“Voltaire and his associates made up the fiction of the Dark Ages so that they could claim to have burst forth with the Enlightenment.”
Nope.
“Historians typically regard the Early Middle Ages or Early Medieval Period, sometimes referred to as the Dark Ages, as lasting from the 5th or 6th century to the 10th century.[note 1] They marked the start of the Middle Ages of European history. The alternative term “Late Antiquity” emphasizes elements of continuity with the Roman Empire, while “Early Middle Ages” is used to emphasize developments characteristic of the earlier medieval period. As such the concept overlaps with Late Antiquity, following the decline of the Western Roman Empire, and precedes the High Middle Ages (c. 11th to 13th centuries).”
“The period saw a continuation of trends evident since late classical antiquity, including population decline, especially in urban centres, a decline of trade, a small rise in global warming and increased migration. In the 19th century the Early Middle Ages were often labelled the “Dark Ages”, a characterization based on the relative scarcity of literary and cultural output from this time.[1] However, the Eastern Roman Empire, or Byzantine Empire, continued to survive, though in the 7th century the Rashidun Caliphate and the Umayyad Caliphate conquered swathes of formerly Roman territory.”

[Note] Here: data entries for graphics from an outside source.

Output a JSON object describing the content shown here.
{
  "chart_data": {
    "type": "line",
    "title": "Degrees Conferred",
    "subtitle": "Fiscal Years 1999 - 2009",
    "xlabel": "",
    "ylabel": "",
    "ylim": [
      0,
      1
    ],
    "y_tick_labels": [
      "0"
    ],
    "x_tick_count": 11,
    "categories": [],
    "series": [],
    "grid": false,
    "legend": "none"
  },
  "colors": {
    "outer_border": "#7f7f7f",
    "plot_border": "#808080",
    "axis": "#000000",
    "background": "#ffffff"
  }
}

“Many of the listed trends reversed later in the period. In 800 the title of “Emperor” was revived in Western Europe with Charlemagne, whose Carolingian Empire greatly affected later European social structure and history. Europe experienced a return to systematic agriculture in the form of the feudal system, which adopted such innovations as three-field planting and the heavy plough. Barbarian migration stabilized in much of Europe, although the Viking expansion greatly affected Northern Europe.”
https://en.wikipedia.org/wiki/Early_Middle_Ages
Has the good Dr. debunked the Inquisition yet? /s
Dr. Stark: When I began as a scholar, everybody including leading Catholics knew the Church was a primary source of anti-Semitism. It was only later as I worked with materials on medieval attacks on Jews that I discovered the effective role of the Church in opposing and suppressing such attacksthis truth being told by medieval Jewish chroniclers and thereby most certainly true. Why do so many intellectuals, many of them ex-Catholics, continue to accept the notion that Pope Pius XII was Hitlers Pope, when that is so obviously a vicious lie? It can only be hatred of the Church. Keep in mind that it is prominent Jews who defend the pope.
*****
Fourth Lateran Council (1215)
Canons 78, 79: Jews and Moslems shall wear a special dress to enable them to be distinguished from Christians. Christian princes must take measures to prevent blasphemies against Jesus Christ.
https://www.ewtn.com/catholicism/library/fourth-lateran-council-1215-10584
I have read a couple of Rodney Stark’s books.
I highly recommend them.
The liberty we enjoy derives from English legal and political tradition, in particular the Anglo-Scottish Enlightenment. Moreover, the enlightenment political traditions in both GB and the continent were aggressively opposed to clericalism and established churches of all kinds. Had this country been founded by the French or the Spanish, it would have been a very different place politically.
One settled by heavily Protestant beliefs....the other by heavily Roman Catholic beliefs.
I think you should be able to figure out the differences.
The dark ages happened because of Islam. Centuries of Muslim sourced warfare, raiding, slaving and piracy disrupted commerce and society. The enlightenment didnt end the dark ages, the ability of Europeans to better defend themselves against Islam and therefore restore commerce did ... something built on the backs of Europeans taking back control of the seas, itself an outgrowth of internal rivalries and colonialism, at the same time the heathens of the Islamic Ottman were rotting in their own pot under ideas such as there being no cause and affect
In the midst of all that all that the RCC gained purely worldly power largely in the absence of the Western Empire as one of the few things in the West that had any cohesion. Of course it moved to solidify that power ... but it didnt cause the circumstances from which it could grow into a political power vacuum.
True New Testament Church History is the Story of Anti-Catholicism
Dr. Peter S. Ruckman in his 2-volume work, “The History of The New Testament Church.”
Debunk all you want, it can’t change the fact that the current pope is an idolator. He doesn’t believe that Christ is the only path to salvation. ~~He is not even a Christian as far as I am concerned.
So remove the log in your eye before you remove the mote in mine.